Extrait du texte 3. La recherche création : in vivo ou in vitro
Les cinq textes qui forment cet « essai-feuilleton » portent sur un aspect de la recherche-création qui est relativement peu théorisé. J’ai nommé cela la « dynamique instaurative », c’est-à-dire le pouvoir qu’a ce type de recherche de nous transformer nous-même tout en transformant notre art.
Les efforts de certains chercheurs en art pour crédibiliser les recherches-créations auprès du monde scientifique en général les amènent à concevoir leurs projets selon des critères plus familiers aux autres disciplines. Les véritables « recherches-créations » des débuts, celles liées aux maîtrises et doctorats des créateurs, sont peu à peu marginalisées, au profit de recherches plus classiques, des recherches sur l’art qui se réclament désormais de la recherche-création, encouragés en cela par les programmes institutionnels. On voit même des chercheurs en sciences pures s’adjoindre des collaborateurs artistes ou emprunter des méthodes pseudo artistiques (production d’images, projets d’animation dans les milieux, etc.) pour présenter des demandes de subventions en recherche-création.
Dans cette série, j’ai exploré ce qui me semble être la véritable nouveauté et originalité de la recherche-création par l’artiste. Cette recherche partage son épistémologie et ses méthodologies avec les recherches dites « en première personne », l’autoethnographie, les histoires de vie, tout ce qu’on appelle parfois « le tournant réflexif » en sciences humaines. Sa grande caractéristique est son aspect recherche-action, où ce qui se fait au nom de la recherche se répercute dans l’être et l’œuvre de l’artiste – et qui sait, du récepteur aussi.
BIO
Je suis professeure titulaire à l’Université du Québec à Rimouski. J’y suis arrivée en 2008 après une carrière d’enseignement au Goddard College, un collège universitaire alternatif avec 80 ans d’expérimentation et de pédagogie radicale, où j’ai notamment dirigé le MFA in Interdisciplinary Arts. À Rimouski, je travaille au sein d’une équipe de spécialistes en étude des pratiques – il ne s’agit pas seulement de pratiques artistiques, mais de toutes les pratiques, de la notion même de pratique. Nous faisons essentiellement de l’étude de pratique dite « réflexive », où le praticien étudie ses propres agirs pour en comprendre les significations, les enjeux et les potentiels. Nous sommes spécialistes des méthodologies et des paradigmes épistémiques liés à ce type de travaux.

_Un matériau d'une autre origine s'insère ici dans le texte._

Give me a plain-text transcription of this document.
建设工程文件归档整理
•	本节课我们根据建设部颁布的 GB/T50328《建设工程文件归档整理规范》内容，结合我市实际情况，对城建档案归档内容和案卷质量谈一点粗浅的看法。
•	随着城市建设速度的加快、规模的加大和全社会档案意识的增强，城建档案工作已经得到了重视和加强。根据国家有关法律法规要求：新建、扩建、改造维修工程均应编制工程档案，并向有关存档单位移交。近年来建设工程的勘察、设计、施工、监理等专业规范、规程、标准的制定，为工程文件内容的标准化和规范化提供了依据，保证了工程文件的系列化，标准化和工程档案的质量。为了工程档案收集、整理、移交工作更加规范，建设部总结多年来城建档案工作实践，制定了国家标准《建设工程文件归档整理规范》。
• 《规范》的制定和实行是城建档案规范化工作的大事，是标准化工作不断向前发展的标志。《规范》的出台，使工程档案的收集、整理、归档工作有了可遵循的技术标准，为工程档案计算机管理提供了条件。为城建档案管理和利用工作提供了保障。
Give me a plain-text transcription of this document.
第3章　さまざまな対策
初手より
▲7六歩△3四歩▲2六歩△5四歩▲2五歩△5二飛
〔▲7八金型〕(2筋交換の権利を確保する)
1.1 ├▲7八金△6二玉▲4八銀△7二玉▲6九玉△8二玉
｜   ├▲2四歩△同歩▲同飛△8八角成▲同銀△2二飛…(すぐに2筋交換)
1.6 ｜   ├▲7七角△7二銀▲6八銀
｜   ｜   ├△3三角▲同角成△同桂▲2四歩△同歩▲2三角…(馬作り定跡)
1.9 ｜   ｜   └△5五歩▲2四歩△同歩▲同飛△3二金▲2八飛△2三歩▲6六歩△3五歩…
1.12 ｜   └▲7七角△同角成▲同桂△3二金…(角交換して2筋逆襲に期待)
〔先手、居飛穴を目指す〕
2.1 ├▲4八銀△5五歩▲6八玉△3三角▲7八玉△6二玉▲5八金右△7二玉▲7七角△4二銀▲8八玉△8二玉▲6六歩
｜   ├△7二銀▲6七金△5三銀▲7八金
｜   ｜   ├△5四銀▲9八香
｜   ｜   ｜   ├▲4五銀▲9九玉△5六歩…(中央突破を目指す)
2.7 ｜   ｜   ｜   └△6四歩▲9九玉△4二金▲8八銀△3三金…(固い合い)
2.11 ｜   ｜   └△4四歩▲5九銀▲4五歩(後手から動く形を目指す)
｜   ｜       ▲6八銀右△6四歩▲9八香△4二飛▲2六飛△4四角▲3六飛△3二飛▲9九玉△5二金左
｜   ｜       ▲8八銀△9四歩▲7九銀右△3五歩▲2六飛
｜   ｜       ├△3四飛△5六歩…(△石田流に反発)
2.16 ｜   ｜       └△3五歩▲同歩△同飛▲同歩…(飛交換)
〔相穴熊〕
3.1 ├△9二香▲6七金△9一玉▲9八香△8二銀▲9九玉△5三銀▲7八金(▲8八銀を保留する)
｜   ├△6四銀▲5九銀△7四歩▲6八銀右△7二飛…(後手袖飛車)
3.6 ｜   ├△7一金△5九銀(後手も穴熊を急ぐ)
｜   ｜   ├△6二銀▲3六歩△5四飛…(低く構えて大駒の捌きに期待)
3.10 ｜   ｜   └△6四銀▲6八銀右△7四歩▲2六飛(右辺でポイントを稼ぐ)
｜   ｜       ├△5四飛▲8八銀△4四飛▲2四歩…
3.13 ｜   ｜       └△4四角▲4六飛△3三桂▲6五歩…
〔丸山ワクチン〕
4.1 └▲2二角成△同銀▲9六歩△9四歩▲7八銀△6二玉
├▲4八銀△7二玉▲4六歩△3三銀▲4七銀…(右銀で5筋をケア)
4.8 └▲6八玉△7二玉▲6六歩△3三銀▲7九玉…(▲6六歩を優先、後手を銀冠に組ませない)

Je suis d’abord compositeure et artiste interdisciplinaire. Passionnée de philosophie de l’art, d’histoire et d’épistémologie, je suis aussi membre du CIRET (Centre international de recherches et d’études transdisciplinaires).
REMERCIEMENTS
J’ai une très longue histoire avec les idées que j’ai développées ici. Elles ne sont peut-être pas aussi claires et bien argumentées que nécessaire, car je les ai rédigées ici sans plan préalable, au fil des mois, un texte après l’autre. De toute façon, il se dit tant de choses dans le monde de l’art… penser qu’en retravaillant nos formulations toujours plus, toujours mieux, on pourrait convaincre quelqu’un qui n’est pas d’humeur à l’être est une folie. Mon seul but est de ne jamais arrêter de réfléchir…
J’assume entièrement ces idées, mais je ne les ai pas développées toute seule. Je dois remercier toutes mes étudiantes et mes étudiants, avec qui j’ai conversé sur de longues années, tant en anglais qu’en français. Mes collègues, aussi, collègues universitaires, collègues artistes, qui n’étaient pas toujours d’accord avec moi, mais dont les réflexions ont toujours été éclairantes.
Je remercie plus particulièrement Diane Laurier et Pierre Gosselin, pour leur travail sensible et intelligent, mes collègues de l’UQÀR en étude des pratiques psychosociales, dont les recherches alimentent les miennes, et mes lectrices fidèles Suzanne Boisvert, Claudine Desrosiers et Claire Maillé. Je remercie Suzanne pour la photo, aussi. Annie Abdalla a conversé longuement avec moi sur ces sujets – je me rappelle avec amitié le petit carnet dans lequel elle prenait moult notes durant nos échanges. Je remercie aussi les gens du Crachoir de Flaubert, à commencer par Pierre-Luc Landry, qui a initié l’invitation, puis Treveur Petruzziello, Mathieu Simard et Caroline Loranger.